Showing posts with label GM. Show all posts
Showing posts with label GM. Show all posts

Wednesday, October 25, 2017

Schnitzer Steel Returns to Profitability, Bleeds Cash in 2017.

Schnitzer Steel Industries, Inc. (NASDAQ: SCHN) is one of North America’s largest recyclers of ferrous and nonferrous scrap metal. Worldwide steel production levels drive demand for the company’s products. In the fiscal year ended August 31, 2017, the company generated almost US$1.7 billion of sales globally. Compared with the previous year, sales grew 24.8% and increased more than US$335 million. The company is benefiting from the recent massive credit creation in China, but its ability to generate cash flow is worsening.

Sales to China increased to US$216 million from US$150 million, or 43.6%. The growth of sales to China was almost double the growth rate of global sales. The increase in sales to China accounted for 19.6% of global growth for the fiscal year. There are two ways the company is benefiting from artificial credit creation in China.

First, Schnitzer Steel Industries, Inc. notes that Chinese “steel producers are generally government-owned and may therefore make production decisions based on political or other factors that do not reflect free market conditions.” State owned enterprises have the easiest access to new funds from the Chinese banking system, which they can use to buy products from Schnitzer Steel Industries, Inc.

Second, sales outside of China benefit from higher global commodity prices. The company deals with iron, aluminum, copper, lead, and zinc. According to the World Bank, in the twelve months ended August, 2017, copper increased 36.5%, zinc increased 30.8%, lead increased 27.9%, iron increased 24.9%, and aluminum increased 23.8%. Yesterday, General Motors Company reported global vehicle sales data indicating China accounted for more than half of the world’s growth in vehicle sales. That should mean China is driving demand for industrial metals. Much of this demand has been fueled by the massive increase in corporate demand deposits in China.

Schnitzer Steel Industries, Inc. used this windfall to return to profitability after two years of negative net income and reduce debt, but had poor cash flow execution. Net cash provided by operating activities increased from the prior year by only slightly more than one million dollars. Had accounts payable remained flat, the company’s operating cash flow would have been more than 30% lower than the previous year.

Similar to other companies with significant operations in China, Schnitzer Steel Industries, Inc. has generated impressive revenue growth, but worsening cash flow. Although the company did not provide information on the global market for its products, China contributed significantly to its year-over-year growth. The company’s under-performance during the economic expansion indicates the company will also under-perform during the coming economic contraction.

Tuesday, October 24, 2017

GM: China Drove Half of the World's 2017Q3 Growth in Vehicle Sales.

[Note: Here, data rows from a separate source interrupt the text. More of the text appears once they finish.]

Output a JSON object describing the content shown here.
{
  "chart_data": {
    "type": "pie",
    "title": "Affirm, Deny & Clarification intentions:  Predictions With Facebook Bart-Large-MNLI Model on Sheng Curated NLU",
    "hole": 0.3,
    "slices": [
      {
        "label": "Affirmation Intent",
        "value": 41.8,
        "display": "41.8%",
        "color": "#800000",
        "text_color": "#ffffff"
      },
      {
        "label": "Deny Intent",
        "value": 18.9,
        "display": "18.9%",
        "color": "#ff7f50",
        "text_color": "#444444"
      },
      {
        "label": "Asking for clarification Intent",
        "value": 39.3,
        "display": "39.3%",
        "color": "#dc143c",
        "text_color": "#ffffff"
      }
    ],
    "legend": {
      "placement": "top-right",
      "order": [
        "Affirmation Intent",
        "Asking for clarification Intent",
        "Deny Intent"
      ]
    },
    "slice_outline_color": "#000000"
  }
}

General Motors Company (NYSE:  GM) competes in the Chinese market through a number of joint ventures under its global Buick, Chevrolet, and Cadillac brands and its local Baojun and Wuling brands. In the three months ended September 30, 2017, the company’s joint ventures in China generated US$12.1 billion in sales. That represents an 11.1% growth rate over the same period in the previous year. Although the company increased estimated market share to 14.2%, up 90 basis points from the third quarter of 2016, the company is performing poorly in China on a profitability and cash flow basis.

Within China, the company’s 11.1% increase in sales only generated a 0.8% increase in net income. Net income as a percent of revenues declined from 8.7% in the third quarter of 2016 to 7.9% in the third quarter of 2017. The company is selling more, but less profitably.

In addition to lower profitability, the company’s cash flows are suffering. In the first nine months of 2017, General Motors generated US$34.1 billion in sales and earned US$2.9 billion in net income in China. However, since the end of 2016, cash and cash equivalents in China declined by US$709 million, despite debt increasing US$145 million. This would indicate the company is funding sales to its customers by increasing its accounts receivables.

The company also reported global data of interest. General Motors Company estimates 23.1 million vehicles were sold worldwide in the third quarter of 2017, up 0.7 million from the third quarter of 2016. Based on the company’s estimates of regional sales, we can calculate that 53.5% of the world’s growth in vehicle sales came from China. That seems unbalanced.

General Motors Financial Company also reported results for the three months ended September 30, 2017. It did not provide China-specific data, but did state: “Equity income in our China joint venture increased due primarily to growth in asset levels driven by increased retail penetration.”

While General Motors Company is financing vehicle sales with its own cash, General Motors Financial Company is also financing consumer debt to purchase vehicles. Both of these activities are driven by artificial credit creation.  When China's artificial credit boom ends, the worldwide auto industry will experience a bust.